The Efficiency of GIS and Remote Sensing Data.
The challenge of land degradation is particularly felt in Tunisia, where soil erosion rate is high and affects 50% of its total surface. The land and water conservation has been the focus of national policies for almost 30 years, With a climatic variety going from arid – approximately 77% of the whole area – to semi-arid, the degradation of land and water resources remains a challenge. Multiple national strategies have been implemented since 1990, with the support of law enforcement to decrease this threat, and a special unit (DG-ACTA), which was created in 2001 to support the Ministry of Agriculture.
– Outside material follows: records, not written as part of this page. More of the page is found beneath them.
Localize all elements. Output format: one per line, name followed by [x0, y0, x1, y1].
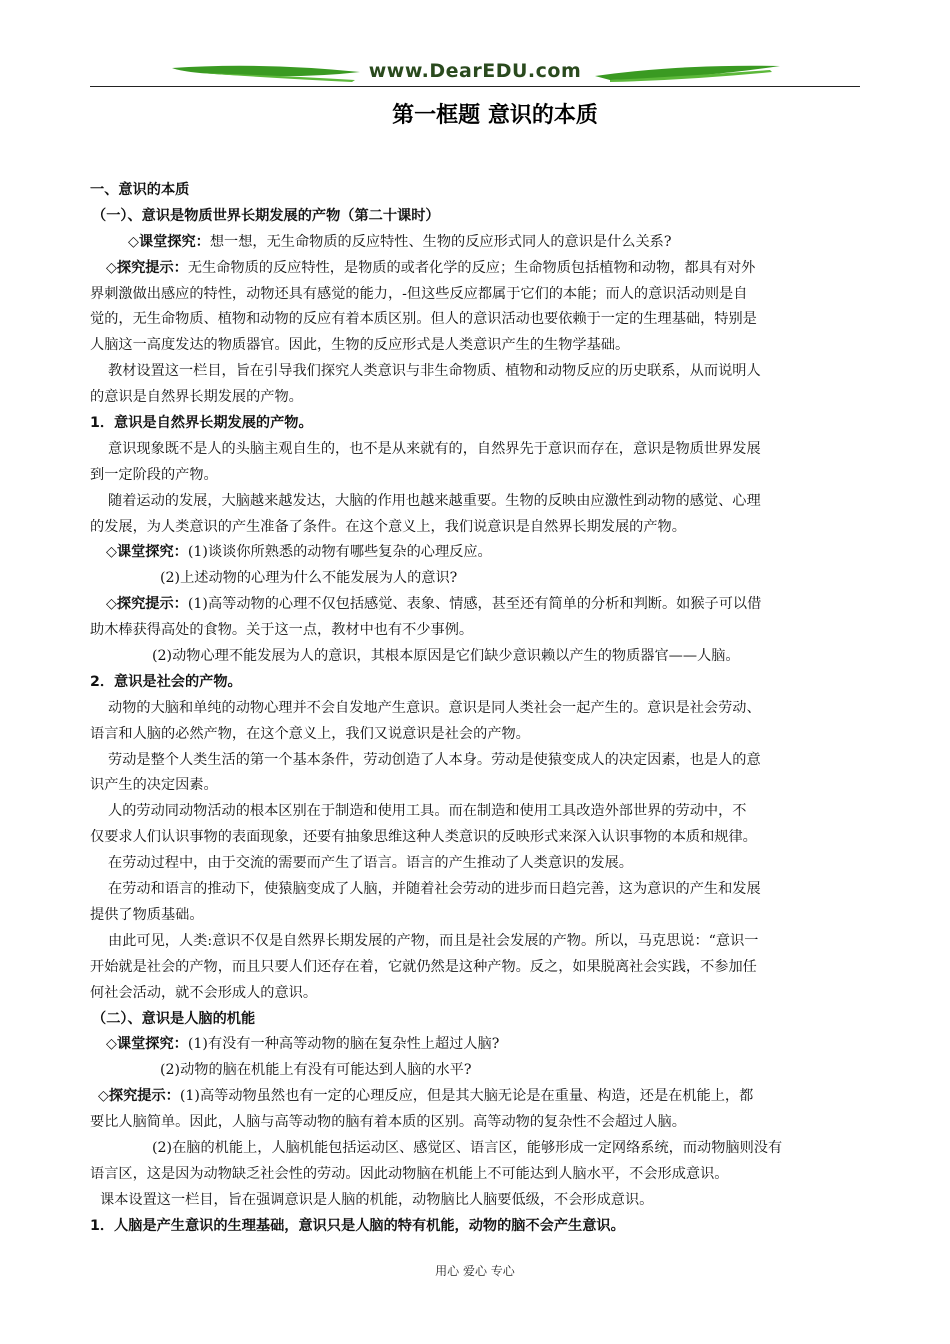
prompt-label: ◇课堂探究：	[106, 1036, 188, 1053]
line-text: (2)动物心理不能发展为人的意识，其根本原因是它们缺少意识赖以产生的物质器官——人脑。	[152, 648, 740, 665]
paragraph-line	[90, 385, 862, 411]
line-text: 的意识是自然界长期发展的产物。	[90, 389, 303, 406]
line-text: (1)谈谈你所熟悉的动物有哪些复杂的心理反应。	[187, 544, 492, 561]
paragraph-line	[90, 515, 862, 541]
paragraph-line	[90, 825, 862, 851]
section-heading	[90, 670, 862, 696]
line-text: (1)高等动物虽然也有一定的心理反应，但是其大脑无论是在重量、构造，还是在机能上，都	[179, 1088, 754, 1105]
line-text: 劳动是整个人类生活的第一个基本条件，劳动创造了人本身。劳动是使猿变成人的决定因素，也是人的意	[108, 751, 761, 768]
line-text: 意识现象既不是人的头脑主观自生的，也不是从来就有的，自然界先于意识而存在，意识是物质世界发展	[108, 440, 761, 457]
prompt-label: ◇探究提示：	[98, 1088, 180, 1105]
line-text: 1．意识是自然界长期发展的产物。	[90, 415, 313, 432]
section-heading	[90, 1214, 862, 1240]
line-text: 由此可见，人类:意识不仅是自然界长期发展的产物，而且是社会发展的产物。所以，马克思说：“意识一	[108, 932, 759, 949]
paragraph-line	[90, 592, 862, 618]
line-text: 课本设置这一栏目，旨在强调意识是人脑的机能，动物脑比人脑要低级，不会形成意识。	[100, 1191, 654, 1208]
line-text: 要比人脑简单。因此，人脑与高等动物的脑有着本质的区别。高等动物的复杂性不会超过人脑。	[90, 1114, 686, 1131]
paragraph-line	[90, 748, 862, 774]
section-heading	[90, 204, 862, 230]
paragraph-line	[90, 1084, 862, 1110]
line-text: 到一定阶段的产物。	[90, 466, 218, 483]
paragraph-line	[90, 696, 862, 722]
line-text: (1)高等动物的心理不仅包括感觉、表象、情感，甚至还有简单的分析和判断。如猴子可以借	[187, 596, 762, 613]
line-text: 人的劳动同动物活动的根本区别在于制造和使用工具。而在制造和使用工具改造外部世界的劳动中，不	[108, 803, 747, 820]
prompt-label: ◇探究提示：	[106, 596, 188, 613]
paragraph-line	[90, 307, 862, 333]
line-text: 动物的大脑和单纯的动物心理并不会自发地产生意识。意识是同人类社会一起产生的。意识是社会劳动、	[108, 699, 761, 716]
paragraph-line	[90, 722, 862, 748]
paragraph-line	[90, 359, 862, 385]
paragraph-line	[90, 955, 862, 981]
line-text: 2．意识是社会的产物。	[90, 673, 242, 690]
paragraph-line	[90, 981, 862, 1007]
line-text: 识产生的决定因素。	[90, 777, 218, 794]
line-text: 语言区，这是因为动物缺乏社会性的劳动。因此动物脑在机能上不可能达到人脑水平，不会形成意识。	[90, 1165, 729, 1182]
line-text: 仅要求人们认识事物的表面现象，还要有抽象思维这种人类意识的反映形式来深入认识事物的本质和规律。	[90, 829, 757, 846]
section-heading	[90, 411, 862, 437]
line-text: 语言和人脑的必然产物，在这个意义上，我们又说意识是社会的产物。	[90, 725, 530, 742]
paragraph-line	[90, 230, 862, 256]
paragraph-line	[90, 256, 862, 282]
prompt-label: ◇课堂探究：	[128, 233, 210, 250]
paragraph-line	[90, 877, 862, 903]
line-text: (2)上述动物的心理为什么不能发展为人的意识?	[160, 570, 458, 587]
line-text: 在劳动和语言的推动下，使猿脑变成了人脑，并随着社会劳动的进步而日趋完善，这为意识的产生和发展	[108, 881, 761, 898]
page-footer: 用心 爱心 专心	[435, 1264, 515, 1278]
line-text: 何社会活动，就不会形成人的意识。	[90, 984, 318, 1001]
line-text: 开始就是社会的产物，而且只要人们还存在着，它就仍然是这种产物。反之，如果脱离社会实践，不参加任	[90, 958, 757, 975]
line-text: 想一想，无生命物质的反应特性、生物的反应形式同人的意识是什么关系?	[209, 233, 672, 250]
prompt-label: ◇课堂探究：	[106, 544, 188, 561]
line-text: 觉的，无生命物质、植物和动物的反应有着本质区别。但人的意识活动也要依赖于一定的生理基础，特别是	[90, 311, 757, 328]
paragraph-line	[90, 1162, 862, 1188]
line-text: 助木棒获得高处的食物。关于这一点，教材中也有不少事例。	[90, 622, 474, 639]
paragraph-line	[90, 1058, 862, 1084]
line-text: 的发展，为人类意识的产生准备了条件。在这个意义上，我们说意识是自然界长期发展的产物。	[90, 518, 686, 535]
line-text: 教材设置这一栏目，旨在引导我们探究人类意识与非生命物质、植物和动物反应的历史联系，从而说明人	[108, 363, 761, 380]
paragraph-line	[90, 773, 862, 799]
left-leaf-swoosh	[172, 66, 360, 77]
paragraph-line	[90, 1110, 862, 1136]
line-text: （二）、意识是人脑的机能	[92, 1010, 256, 1027]
paragraph-line	[90, 1032, 862, 1058]
paragraph-line	[90, 851, 862, 877]
paragraph-line	[90, 644, 862, 670]
section-heading	[90, 178, 862, 204]
page-title: 第一框题 意识的本质	[392, 103, 598, 128]
line-text: (2)动物的脑在机能上有没有可能达到人脑的水平?	[160, 1062, 472, 1079]
line-text: 界刺激做出感应的特性，动物还具有感觉的能力，-但这些反应都属于它们的本能；而人的意识活动则是自	[90, 285, 748, 302]
paragraph-line	[90, 1136, 862, 1162]
paragraph-line	[90, 903, 862, 929]
document-body	[90, 178, 862, 1240]
section-heading	[90, 1007, 862, 1033]
line-text: （一）、意识是物质世界长期发展的产物（第二十课时）	[92, 207, 440, 224]
paragraph-line	[90, 282, 862, 308]
site-logo-text: www.DearEDU.com	[368, 60, 582, 82]
line-text: 提供了物质基础。	[90, 906, 204, 923]
line-text: 人脑这一高度发达的物质器官。因此，生物的反应形式是人类意识产生的生物学基础。	[90, 337, 630, 354]
line-text: 无生命物质的反应特性，是物质的或者化学的反应；生命物质包括植物和动物，都具有对外	[187, 259, 756, 276]
line-text: (2)在脑的机能上，人脑机能包括运动区、感觉区、语言区，能够形成一定网络系统，而动物脑则没有	[152, 1139, 783, 1156]
prompt-label: ◇探究提示：	[106, 259, 188, 276]
paragraph-line	[90, 929, 862, 955]
paragraph-line	[90, 437, 862, 463]
paragraph-line	[90, 333, 862, 359]
paragraph-line	[90, 799, 862, 825]
paragraph-line	[90, 463, 862, 489]
header-divider	[90, 86, 860, 87]
line-text: 1．人脑是产生意识的生理基础，意识只是人脑的特有机能，动物的脑不会产生意识。	[90, 1217, 625, 1234]
paragraph-line	[90, 489, 862, 515]
paragraph-line	[90, 1188, 862, 1214]
paragraph-line	[90, 566, 862, 592]
line-text: 随着运动的发展，大脑越来越发达，大脑的作用也越来越重要。生物的反映由应激性到动物的感觉、心理	[108, 492, 761, 509]
paragraph-line	[90, 540, 862, 566]
line-text: 在劳动过程中，由于交流的需要而产生了语言。语言的产生推动了人类意识的发展。	[108, 855, 633, 872]
line-text: 一、意识的本质	[90, 182, 190, 198]
paragraph-line	[90, 618, 862, 644]
line-text: (1)有没有一种高等动物的脑在复杂性上超过人脑?	[187, 1036, 500, 1053]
The overall measures taken led to an increase of SLM practices in the Tunisian landscape for better performance.
The key elements triggering a successful land recovery are still under study. Since the process is very slow, the return on investment is, at first glance, not appealing. Therefore, the Economics of Land Degradation (ELD) Initiative was launched to sustain and advocate SLM practices as an integral part of decision-making and policy strategies. ELD highlights the opportunities and benefits of such investment. An ICARDA project “Impact evaluation of SLM options to achieve land degradation neutrality”, funded by GIZ and in partnership with the CGIAR Research Programs on Dryland Systems and Water, Land and Ecosystems, may be offering a turning point. The project is aiming to provide an Impact Evaluation tool for SLM practices that can reliably predict agronomic and economic outcomes of SLM interventions.
SLM Options by Context (OxC) is an online geographic information system that continuously monitors impact on target areas through local assessments made with remote sensing technology.